Infrastructure Update

Subsequently, a guide for updating GitLab and the filehooks is provided.

Update Guide GitLab

  1. Navigate to the root directory of filehooks repository.

  2. Create a backup of GitLab with the script setup/backup_sharing_gitlab.sh

  3. Navigate to the parent directory of GITLAB_HOME and copy the mounted volume, e.g.,

    cp -a srv srv_2021_01_31
    
  4. Change the GitLab version in the file setup/sendmail/Dockerfile.

  5. Run the script setup/setup-infrastructure.sh

  6. Wait & check if GitLab starts successfully. Usually it takes about 10 minutes until GitLab reaches the status healthy.
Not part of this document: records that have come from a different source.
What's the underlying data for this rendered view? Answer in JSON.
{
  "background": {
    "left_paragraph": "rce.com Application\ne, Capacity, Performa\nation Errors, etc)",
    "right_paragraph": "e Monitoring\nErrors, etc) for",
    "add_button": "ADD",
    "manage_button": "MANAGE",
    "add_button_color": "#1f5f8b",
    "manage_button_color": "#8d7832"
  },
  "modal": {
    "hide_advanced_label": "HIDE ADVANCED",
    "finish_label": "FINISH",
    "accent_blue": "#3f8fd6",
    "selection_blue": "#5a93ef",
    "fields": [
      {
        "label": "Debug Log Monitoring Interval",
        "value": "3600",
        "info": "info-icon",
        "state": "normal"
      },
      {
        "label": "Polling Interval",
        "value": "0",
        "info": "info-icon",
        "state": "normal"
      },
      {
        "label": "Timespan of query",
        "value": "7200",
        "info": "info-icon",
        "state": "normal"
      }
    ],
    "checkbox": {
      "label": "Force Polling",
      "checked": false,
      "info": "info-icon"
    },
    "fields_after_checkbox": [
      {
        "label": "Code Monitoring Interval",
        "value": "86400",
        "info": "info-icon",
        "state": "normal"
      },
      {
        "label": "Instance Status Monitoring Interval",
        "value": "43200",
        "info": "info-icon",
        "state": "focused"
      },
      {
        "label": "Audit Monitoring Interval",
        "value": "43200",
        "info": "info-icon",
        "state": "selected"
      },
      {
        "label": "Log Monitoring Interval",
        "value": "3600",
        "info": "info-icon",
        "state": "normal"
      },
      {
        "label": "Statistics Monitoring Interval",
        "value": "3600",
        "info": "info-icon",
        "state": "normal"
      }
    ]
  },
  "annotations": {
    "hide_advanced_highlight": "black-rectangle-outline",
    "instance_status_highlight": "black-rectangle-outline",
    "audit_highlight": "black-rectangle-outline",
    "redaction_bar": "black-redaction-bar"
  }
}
It may very well be that the status is unhealthy for a period of time along the way.

  7. Install the filehooks in GitLab using the script setup/install_filehooks_locally.sh.

  8. Check if the filehooks work properly.

Note

When upgrading the GitLab version, follow the upgrade recommendations from GitLab.

Update Guide Filehooks

  1. Check out the version of the code which should be deployed somewhere in the file system.

  2. Run setup/install_filehooks_locally.sh.

Errors

In case a container crashes, it should start automatically. Consequently, it should not be necessary to start any container manually after the setup was executed successfully.

Warning

If the GitLab container crashes, the python-package filehooks is not re-installed automatically. (TODO check whether this is still true) Hence, new or changed files will not be added to elastic search. You have to install the filehooks (see update guide filehooks)! And do a complete reindexing, to ensure a consistent index.

Subsequently, the logging systems for GitLab and FileHooks are discussed.

GitLab

GitLab has an advanced logging system distributed over many log files. Details can be found in the GitLab documentation. For example, the command docker logs -f -n 10 sharing_gitlab can be used to inspect the logs.

FileHooks

  • /var/log/gitlab/gitlab-rails/file_hook.log: Fatal errors (e.g., unexpected exceptions) are logged in this file.

  • /var/log/gitlab/gitlab-rails/trigger_project_update.log: General logging information for the fileHook trigger_project_update.py are logged in this file.